NHS managers are given little option about PFI funding of major capital schemes. The SHA would like the government to publish the criteria governing PFI schemes, making it clear to the public, the staff and the management what the advantages of this option are. These should be based around the following questions, which should be answered satisfactorily before more PFI schemes are agreed:

  • What time frames are built into the planning and tendering phase of PFI schemes?
  • Do PFI hospitals come in more on time and closer to budget than those conventionally financed?
  • Over the length of the contract, are they cheaper to run and do they provide better value for money?
  • Do they provide greater or lesser flexibility in service provision?
  • In what circumstances do they improve the quality of care?
  • Can they demonstrate accountability to the local population?

People do not want anyone to make a profit out of their illnesses. No one should have an incentive of any kind to prolong anyone’s stay in hospital, nor to subject them to treatment that they do not need.

So where is the sense in employing private contractors to do for the NHS what could be done better by in-house NHS staff? Competitive tendering led to the ‘hiving off’ of cleaning, catering, laundry and other support services and thence to dirty hospitals, poor quality food, more hospital acquired infections, and a breakdown in the ability to control essential services.

Contractors make profits by attacking the terms and conditions of the lowest paid staff, many of whom are black or female, and their health suffers as a result.
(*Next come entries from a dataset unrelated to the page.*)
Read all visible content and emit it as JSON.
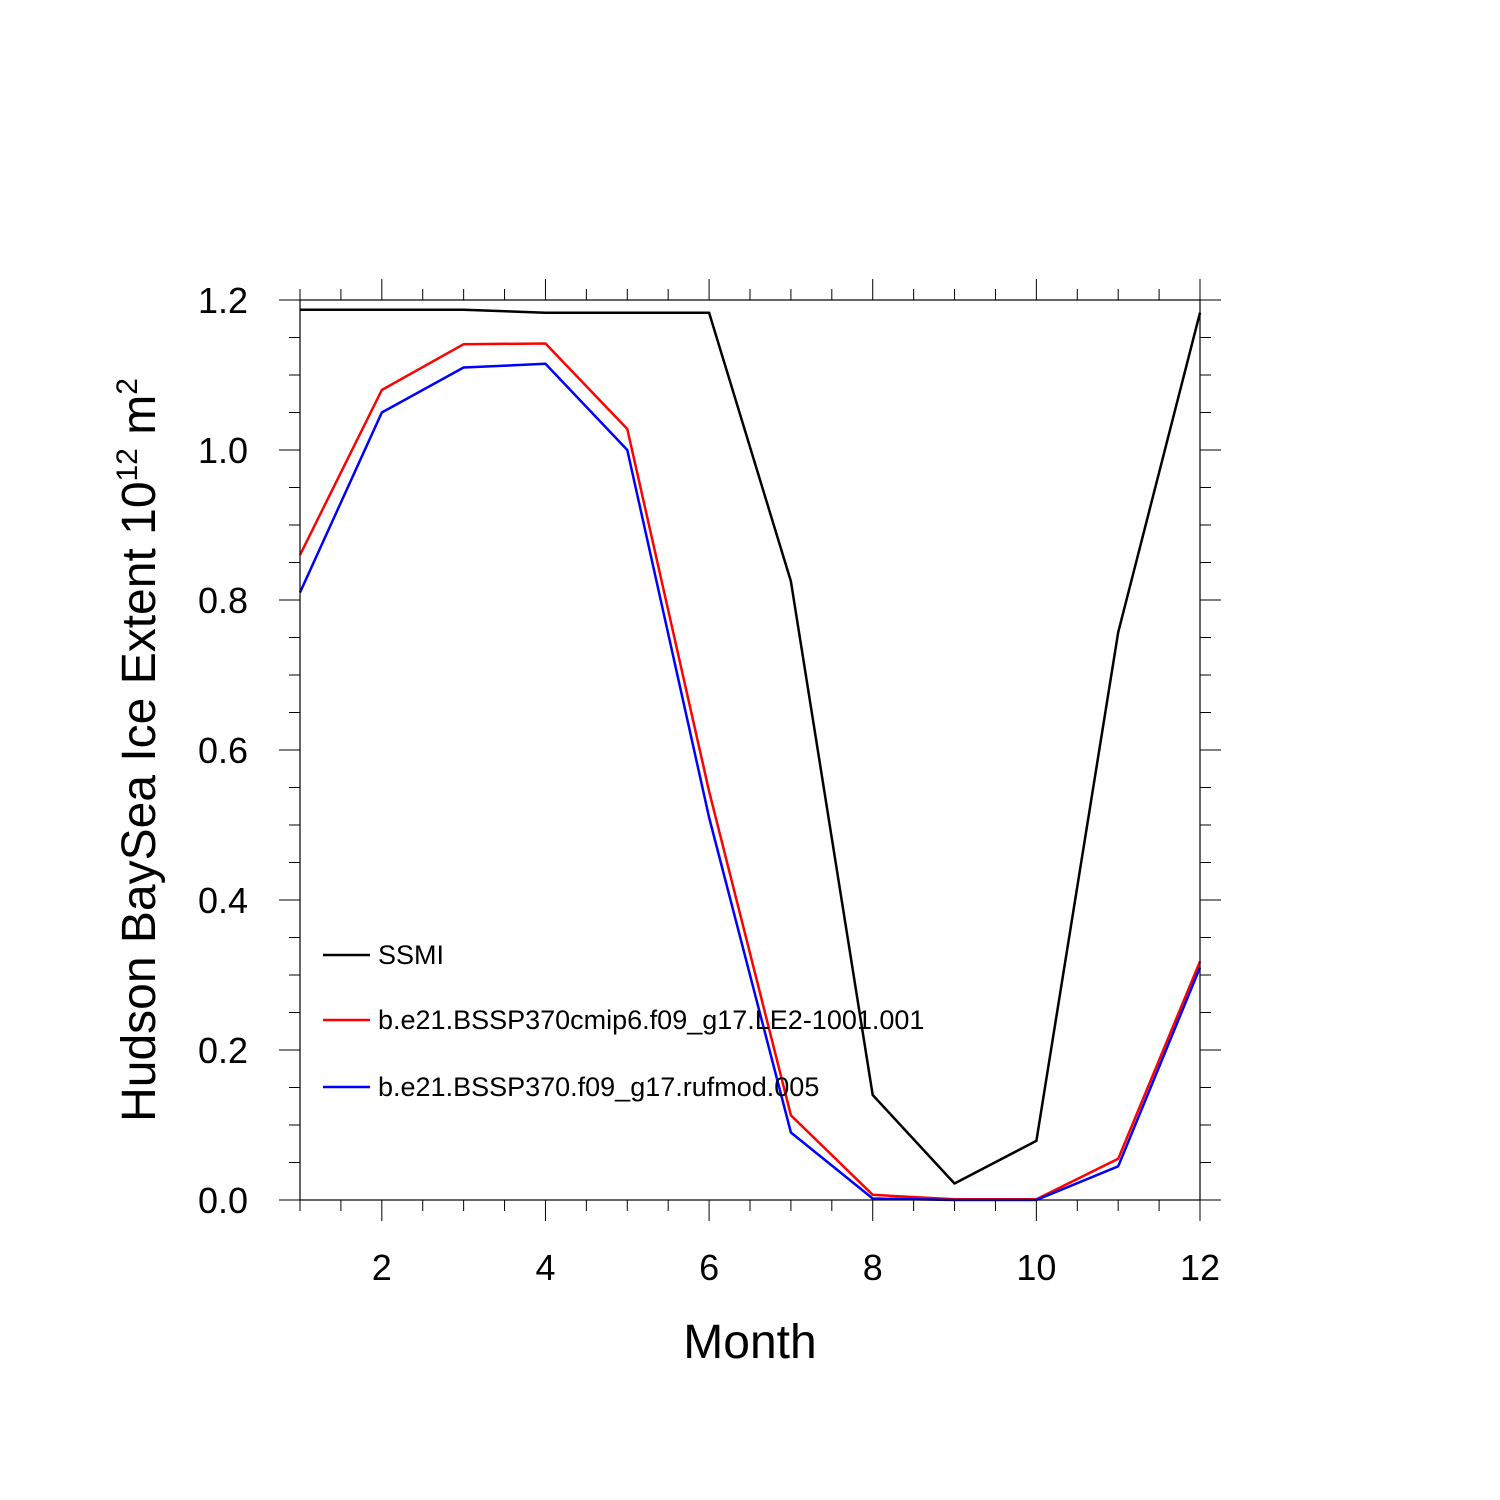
{
  "chart_data": {
    "type": "line",
    "xlabel": "Month",
    "ylabel_main": "Hudson BaySea Ice Extent 10",
    "ylabel_sup": "12",
    "ylabel_unit": " m",
    "ylabel_unit_sup": "2",
    "xlim": [
      1,
      12
    ],
    "ylim": [
      0,
      1.2
    ],
    "x_ticks": [
      2,
      4,
      6,
      8,
      10,
      12
    ],
    "y_ticks": [
      "0.0",
      "0.2",
      "0.4",
      "0.6",
      "0.8",
      "1.0",
      "1.2"
    ],
    "legend_position": "lower-left",
    "grid": false,
    "x": [
      1,
      2,
      3,
      4,
      5,
      6,
      7,
      8,
      9,
      10,
      11,
      12
    ],
    "series": [
      {
        "name": "SSMI",
        "color": "#000000",
        "values": [
          1.187,
          1.187,
          1.187,
          1.183,
          1.183,
          1.183,
          0.825,
          0.14,
          0.022,
          0.079,
          0.757,
          1.183
        ]
      },
      {
        "name": "b.e21.BSSP370cmip6.f09_g17.LE2-1001.001",
        "color": "#ff0000",
        "values": [
          0.86,
          1.08,
          1.141,
          1.142,
          1.028,
          0.545,
          0.113,
          0.007,
          0.001,
          0.001,
          0.055,
          0.318
        ]
      },
      {
        "name": "b.e21.BSSP370.f09_g17.rufmod.005",
        "color": "#0000ff",
        "values": [
          0.81,
          1.05,
          1.11,
          1.115,
          1.0,
          0.51,
          0.09,
          0.002,
          0.0,
          0.0,
          0.045,
          0.31
        ]
      }
    ]
  }
}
If the government is introducing contractors because NHS terms and conditions of employment are not flexible enough, then it is the terms and conditions that should be changed.

Some of the firms involved are unprincipled and unscrupulous. Involving them in the running of the NHS could invite catastrophic failure on the scale of Railtrack into the NHS. PFI contracts are not a good deal for the NHS, because they end up with more profit than is justified by the risk they carry. So the SHA opposes Government policies and proposals that support the expansion of private sector management.

The SHA also opposes the extension of user charges into NHS clinical services that allows NHS bodies to charge for non-nursing elements of care. This could put at risk the fundamental principles of the NHS that everyone has fought so hard to retain. There should be a very extensive and public debate about what should and should not be provided free as part of the NHS, and what should be available for an additional charge.

The SHA wants to see real and lasting improvements to the nation’s public services. The SHA does not want to see speculators making money out of them. That would not be an improvement.

The popular perception that the Labour Government is moving in this direction can only help to undermine belief and confidence in the NHS amongst both the public and NHS staff.